Virginia’s two-year shortfall could balloon to as much as $2.9 billion if the economy continues to decline, state economists said Tuesday, the worst in a series of already bleak projections for state finances.
The Department of Taxation told Gov. Tim Kaine’s economic advisers that the state’s $77 billion biennial budget will be thrown out of balance by at least $2 billion, a shortfall driven almost entirely by plodding growth in payroll and sales taxes. That figure could expand by nearly $1 billion in a worst-case-scenario, according to the agency’s report.
The Department of Taxation predicted a stagnant Virginia economy through the current fiscal year, which ends in June 2009, as the fallout from the housing meltdown continues to constrain employment and consumer spending.
Kaine, who has already told agencies to draw up plans for cutting their budgets by as much as 15 percent, said he will roll out official revenue figures and his plan for spending cuts in early October.
“We don’t crank up the printing press, or blow debt out, or put this on the shoulders of our kids and grandkids as is done at other levels, we are always about balance,” Kaine said, taking a potshot at federal deficit spending.
Virginia’s Constitution requires the state to have a balanced budget.
Legislators as recently as last month thought the budget shortfall might reach $1 billion through 2010.

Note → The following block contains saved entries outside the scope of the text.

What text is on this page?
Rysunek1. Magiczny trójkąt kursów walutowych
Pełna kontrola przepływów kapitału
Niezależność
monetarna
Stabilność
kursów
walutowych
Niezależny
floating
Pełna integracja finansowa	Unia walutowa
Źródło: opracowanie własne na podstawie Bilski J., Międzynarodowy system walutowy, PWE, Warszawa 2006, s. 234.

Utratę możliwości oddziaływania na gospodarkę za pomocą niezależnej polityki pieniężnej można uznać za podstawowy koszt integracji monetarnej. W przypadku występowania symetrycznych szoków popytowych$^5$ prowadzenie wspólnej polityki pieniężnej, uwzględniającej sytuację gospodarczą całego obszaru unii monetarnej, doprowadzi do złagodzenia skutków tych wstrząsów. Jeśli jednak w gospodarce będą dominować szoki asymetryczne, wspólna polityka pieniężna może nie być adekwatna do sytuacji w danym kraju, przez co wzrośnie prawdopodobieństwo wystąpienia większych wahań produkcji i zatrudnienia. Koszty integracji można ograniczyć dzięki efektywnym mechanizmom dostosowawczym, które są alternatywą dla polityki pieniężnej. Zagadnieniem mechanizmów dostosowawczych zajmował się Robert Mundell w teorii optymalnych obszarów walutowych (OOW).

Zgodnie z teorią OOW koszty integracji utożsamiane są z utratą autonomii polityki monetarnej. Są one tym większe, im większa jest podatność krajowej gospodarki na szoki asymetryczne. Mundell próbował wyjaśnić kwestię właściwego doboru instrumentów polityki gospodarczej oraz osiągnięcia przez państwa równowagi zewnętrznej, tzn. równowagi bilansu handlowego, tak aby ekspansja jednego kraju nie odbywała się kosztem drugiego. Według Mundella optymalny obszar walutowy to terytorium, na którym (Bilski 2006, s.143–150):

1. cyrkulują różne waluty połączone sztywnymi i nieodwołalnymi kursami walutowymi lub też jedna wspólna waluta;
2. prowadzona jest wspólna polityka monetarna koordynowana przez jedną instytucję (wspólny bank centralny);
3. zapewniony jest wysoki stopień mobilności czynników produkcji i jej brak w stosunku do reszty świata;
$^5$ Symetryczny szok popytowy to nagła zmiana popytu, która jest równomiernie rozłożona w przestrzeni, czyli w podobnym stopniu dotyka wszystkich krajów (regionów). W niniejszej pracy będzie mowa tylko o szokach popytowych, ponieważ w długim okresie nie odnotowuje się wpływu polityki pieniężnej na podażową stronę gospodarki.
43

Del. Phil Hamilton, R-Newport News, a member of the House Appropriations Committee, says a nearly $3 billion shortfall is “a possibility,” but expects the figure to be smaller.
He said legislators may look to the state’s “rainy day” reserve fund to help close the gap, but cautioned that line-by-line analysis of expenditures will be necessary “to see if that spending is addressing a core service of state government.”
“This is not a budget that we can just do with the rainy day fund or gimmicks,” he said. “I think we’re going to have to seriously restrict the spending plan that we passed last session.”